PMC · DOI: 10.1093/geroni/igaf122.1843 · 2025-12-31

## TL;DR

This study explores how daily ageism and attitudes toward aging vary across cultures and affect health and well-being.

## Contribution

The paper introduces a cross-cultural analysis of daily ageism and attitudes, linking them to health indicators in diverse global contexts.

## Key findings

- Daily ageist attitudes fluctuate across countries and affect memory functioning differently.
- Greater social media use is linked to higher experiences of ageism in daily life.
- Subjective age fluctuations correlate with mobility patterns in Switzerland.

## Abstract

The proposed symposium provides a global perspective regarding antecedents, correlates, and consequences of views on aging based on the Subjective AGES (Aging within Global everyday Ecological Studies) consortium. This culture-informed approach highlights the contextual and dynamic influences of daily ageism, attitudes, and behaviors across different temporal perspectives. We enrich the existing body of knowledge by including a broad variety of cultures and investigating how daily ageism and attitudes connect to daily indicators of health and well-being.

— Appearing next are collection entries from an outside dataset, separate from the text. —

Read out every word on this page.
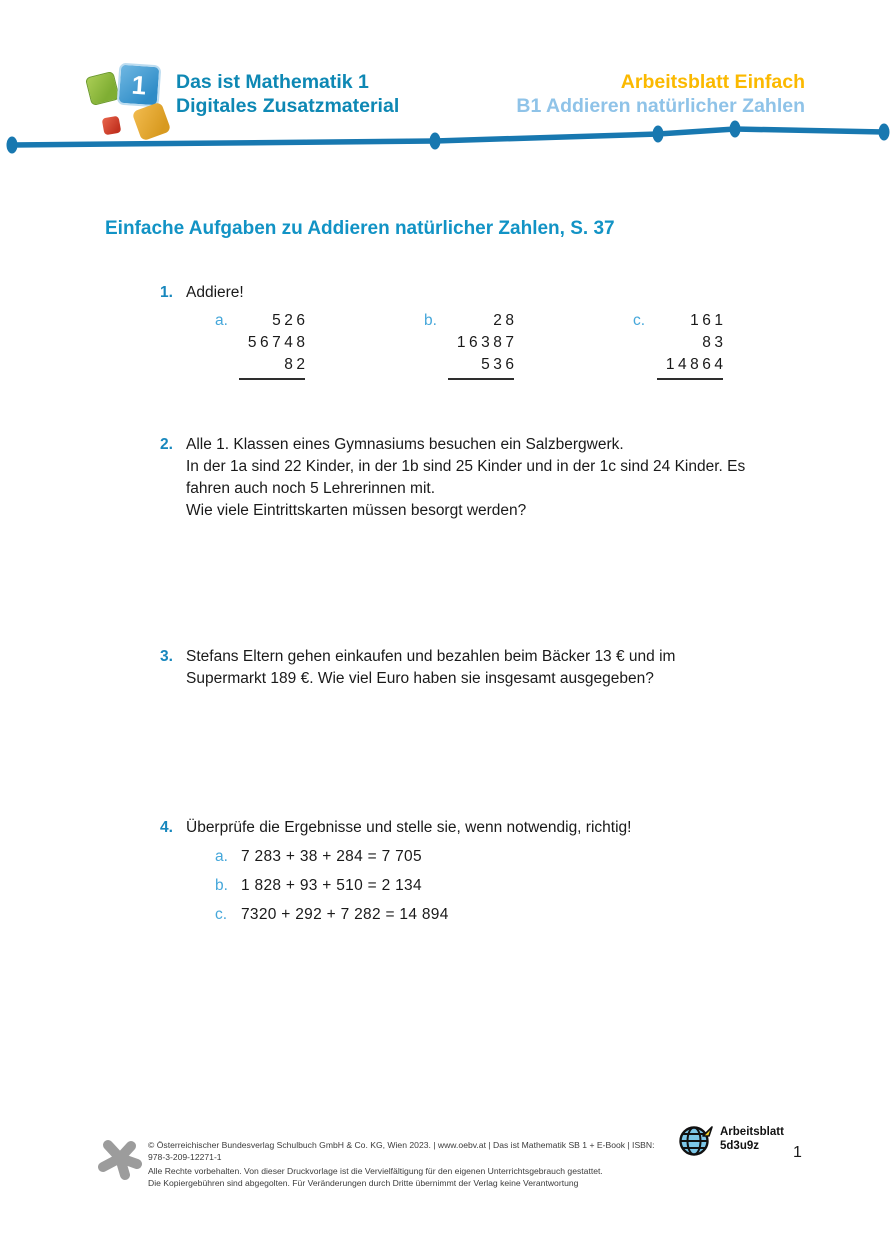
1 Das ist Mathematik 1
Digitales Zusatzmaterial
Arbeitsblatt Einfach
B1 Addieren natürlicher Zahlen
Einfache Aufgaben zu Addieren natürlicher Zahlen, S. 37
1. Addiere!
a.	526
56748
82
b.	28
16387
536
c.	161
83
14864
2. Alle 1. Klassen eines Gymnasiums besuchen ein Salzbergwerk.
In der 1a sind 22 Kinder, in der 1b sind 25 Kinder und in der 1c sind 24 Kinder. Es
fahren auch noch 5 Lehrerinnen mit.
Wie viele Eintrittskarten müssen besorgt werden?
3. Stefans Eltern gehen einkaufen und bezahlen beim Bäcker 13 € und im
Supermarkt 189 €. Wie viel Euro haben sie insgesamt ausgegeben?
4. Überprüfe die Ergebnisse und stelle sie, wenn notwendig, richtig!
a. 7 283 + 38 + 284 = 7 705
b. 1 828 + 93 + 510 = 2 134
c. 7320 + 292 + 7 282 = 14 894
© Österreichischer Bundesverlag Schulbuch GmbH & Co. KG, Wien 2023. | www.oebv.at | Das ist Mathematik SB 1 + E-Book | ISBN: 978-3-209-12271-1
Alle Rechte vorbehalten. Von dieser Druckvorlage ist die Vervielfältigung für den eigenen Unterrichtsgebrauch gestattet.
Die Kopiergebühren sind abgegolten. Für Veränderungen durch Dritte übernimmt der Verlag keine Verantwortung
Arbeitsblatt
5d3u9z	1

First, Neupert et al. characterize the amount of day-to-day fluctuation in daily ageist attitudes across daily diary studies from 10 countries and show cross-cultural differences in the impact of those fluctuations on daily memory functioning. Wirth et al. use daily diary data from Germany, Israel, Türkiye, and USA and find that people with more age-related losses endorse more ageist attitudes than those with fewer losses. Lee et al. examine three exposure contexts as potential sources of daily ageist attitudes in Canada, finding that greater overall social media use, but not TV viewing or neighborhood age composition, was significantly associated with greater experiences of ageism in daily life. Röcke et al. connect fluctuations in subjective age with mobility in Switzerland, showing that participants who report higher flexibility concerning environmental and personal challenges travel further away from home on days when feeling younger than their actual age. Our findings shed light on country-specific and global relationships between views on aging and development. We showcase how experiences of aging are shaped by contextual and dynamic influences.